Dominikańska EDK. Z Golgotą na Ślęży

Agata Combik Agata Combik

|

Foto Gość

publikacja 01.04.2022 22:03

U kresu wędrówki z cierpiącym Chrystusem, w ciszy i mroku, czeka ich - zapewne ośnieżony - szczyt góry. W tym roku prawie 200 osób zdecydowało się na udział w Ekstremalnej Drodze Krzyżowej na trasie z dominikańskiego kościoła na Ślężę.

Dominikańska EDK. Z Golgotą na Ślęży Najliczniejszą grupę stanowili członkowie DA "Nieśmiertelni". Agata Combik /Foto Gość

- Niosę wiele intencji związanych ze wspólnotami, do których należę, takich ogólnych, ale mam także swoje prywatne - mówi Michał, niosący ze sobą duży drewniany krzyż. - Poza tym jako pokutę po spowiedzi otrzymałem udział w Drodze Krzyżowej i modlitwę o pokój. Sam postanowiłem, że będzie to Ekstremalna Droga Krzyżowa - dodaje.

– Z naszego duszpasterstwa idzie prawie 60 osób. Wyruszamy zieloną trasą (53 km) - mówi ks. Maksymilian Jezierski, duszpasterz DA "Nieśmiertelni". - Wcześniej chodziliśmy EDK salwatoriańską, z Wrocławia-Leśnicy do Trzebnicy, a teraz postanowiliśmy wyruszyć na trudniejsze szlaki. Wejście na Ślężę po całonocnej wędrówce, po wielogodzinnym rozważaniu Męki Pana Jezusa i refleksji nad swoim życiem, to rzeczywiście jest wyzwanie. Ślęża staje się Golgotą. Jako "Nieśmiertelni" lubimy wyzwania. Dzięki nim jeszcze bardziej się hartujemy, a "Nieśmiertelni" mają być gotowi do walki ciałem i duchem - wyjaśnia.

Zobacz zdjęcia:

Siostry józefitki Ida i Feliksa to doświadczone uczestniczki EDK. Siostra Ida wspomina, że trochę przygotowuje się fizycznie przed drogą, s. Feliksa (po raz 6. na EDK) czasem jeździ na rowerze. - Najbardziej jednak zyskujemy kondycję, chodząc dużo po naszym domu - dodają z uśmiechem. - Trasa EDK przechodzi właściwie przez Wierzbice, obok miejsca, gdzie mieszkamy - wyznają.

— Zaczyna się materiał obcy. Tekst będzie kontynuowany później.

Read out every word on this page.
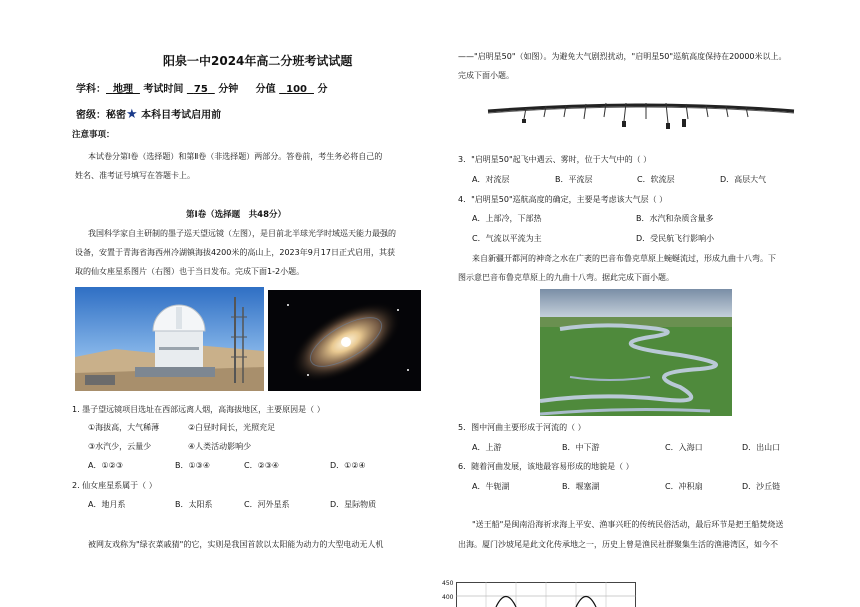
阳泉一中2024年高二分班考试试题
学科： 地理 考试时间 75 分钟 分值 100 分
密级：秘密★ 本科目考试启用前
注意事项：
本试卷分第Ⅰ卷（选择题）和第Ⅱ卷（非选择题）两部分。答卷前，考生务必将自己的
姓名、准考证号填写在答题卡上。
第Ⅰ卷（选择题　共48分）
我国科学家自主研制的墨子巡天望远镜（左图），是目前北半球光学时域巡天能力最强的
设备，安置于青海省海西州冷湖镇海拔4200米的高山上，2023年9月17日正式启用，其获
取的仙女座星系图片（右图）也于当日发布。完成下面1-2小题。
1. 墨子望远镜项目选址在西部远离人烟，高海拔地区，主要原因是（ ）
①海拔高，大气稀薄	②白昼时间长，光照充足
③水汽少，云量少	④人类活动影响少
A．①②③	B．①③④	C．②③④	D．①②④
2. 仙女座星系属于（ ）
A．地月系	B．太阳系	C．河外星系	D．星际物质
被网友戏称为"绿衣菜戚猜"的它，实则是我国首款以太阳能为动力的大型电动无人机
——"启明星50"（如图）。为避免大气剧烈扰动，"启明星50"巡航高度保持在20000米以上。
完成下面小题。
3．"启明星50"起飞中遇云、雾时，位于大气中的（ ）
A．对流层	B．平流层	C．软流层	D．高层大气
4．"启明星50"巡航高度的确定，主要是考虑该大气层（ ）
A．上部冷，下部热	B．水汽和杂质含量多
C．气流以平流为主	D．受民航飞行影响小
来自新疆开都河的神奇之水在广袤的巴音布鲁克草原上蜿蜒流过，形成九曲十八弯。下
图示意巴音布鲁克草原上的九曲十八弯。据此完成下面小题。
5．图中河曲主要形成于河流的（ ）
A．上游	B．中下游	C．入海口	D．出山口
6．随着河曲发展，该地最容易形成的地貌是（ ）
A．牛轭湖	B．堰塞湖	C．冲积扇	D．沙丘链
"送王船"是闽南沿海祈求海上平安、渔事兴旺的传统民俗活动，最后环节是把王船焚烧送
出海。厦门沙坡尾是此文化传承地之一，历史上曾是渔民社群聚集生活的渔港湾区，如今不
450
400
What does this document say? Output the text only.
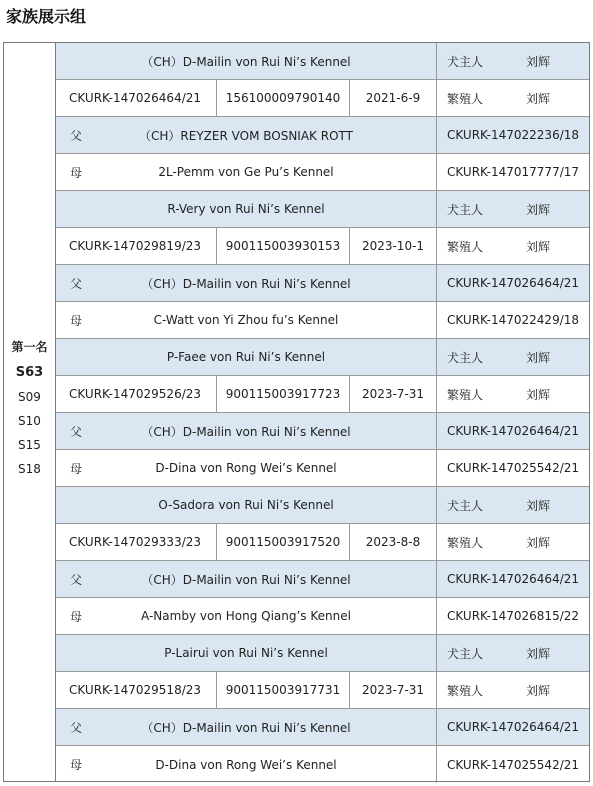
家族展示组
第一名
S63
S09
S10
S15
S18
（CH）D-Mailin von Rui Ni’s Kennel	犬主人	刘辉
CKURK-147026464/21	156100009790140	2021-6-9	繁殖人	刘辉
父	（CH）REYZER VOM BOSNIAK ROTT	CKURK-147022236/18
母	2L-Pemm von Ge Pu’s Kennel	CKURK-147017777/17
R-Very von Rui Ni’s Kennel	犬主人	刘辉
CKURK-147029819/23	900115003930153	2023-10-1	繁殖人	刘辉
父	（CH）D-Mailin von Rui Ni’s Kennel	CKURK-147026464/21
母	C-Watt von Yi Zhou fu’s Kennel	CKURK-147022429/18
P-Faee von Rui Ni’s Kennel	犬主人	刘辉
CKURK-147029526/23	900115003917723	2023-7-31	繁殖人	刘辉
父	（CH）D-Mailin von Rui Ni’s Kennel	CKURK-147026464/21
母	D-Dina von Rong Wei’s Kennel	CKURK-147025542/21
O-Sadora von Rui Ni’s Kennel	犬主人	刘辉
CKURK-147029333/23	900115003917520	2023-8-8	繁殖人	刘辉
父	（CH）D-Mailin von Rui Ni’s Kennel	CKURK-147026464/21
母	A-Namby von Hong Qiang’s Kennel	CKURK-147026815/22
P-Lairui von Rui Ni’s Kennel	犬主人	刘辉
CKURK-147029518/23	900115003917731	2023-7-31	繁殖人	刘辉
父	（CH）D-Mailin von Rui Ni’s Kennel	CKURK-147026464/21
母	D-Dina von Rong Wei’s Kennel	CKURK-147025542/21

- To już mój siódmy raz - mówi pan Michał z Wrocławia. - Trzy razem szedłem w dominikańskiej EDK zieloną trasą, potem wyruszyłem na EDK z Wrocławia-Kleciny, trasą prowadzącą na Wielką Sowę (chociaż z powodów rodzinnych musiałem się wycofać kilometr przez szczytem), później, w czasie epidemii, poszedłem sobie indywidualnie na EDK jesienią, też na Ślężę, w nocy. W ubiegłym roku poszedłem również stąd, niebieską trasą (75 km). Dotarłem do Szczepanowa - opowiada.

Tym razem zdecydował się na brązową (ponad 62 km). - Za pierwszym razem, jak wyszedłem z autobusu, wracając do domu, to nogi się pode mną uginały - wspomina. - Ale jak się raz pójdzie, to chce się ciągle chodzić. Przez cały rok wracam do EDK, właściwie każdego dnia przypominają mi się różne chwile z tej wędrówki. To droga na cały rok - podkreśla.

W 2022 r. EDK odbywają się pod hasłem "Droga pojednania. Sztuka budowania relacji". Spod kościoła dominikanów uczestnicy wyszli po Mszy św. o 19.00.

- Zapisało się prawie 200 osób. Trochę mniej niż dawniej, ale przybywa nowych rejonów EDK, jest sporo nowych propozycji, spośród których można wybierać. Tradycyjnie u nas najwięcej osób idzie trasami pomarańczową i zieloną (51 i 53 km), po kilka osób zdecydowało się na niebieską (prawie 75 km)  i na brązową (prawie 63 km) - mówi Magda, wydająca pielgrzymom pakiety przed wyruszeniem w drogę.

Tomek Łąk to chyba jedyny uczestnik, który zdecydował się wziąć udział w EDK w formule biegowej. Szacuje, że zajmie mu to ok. 8 godzin.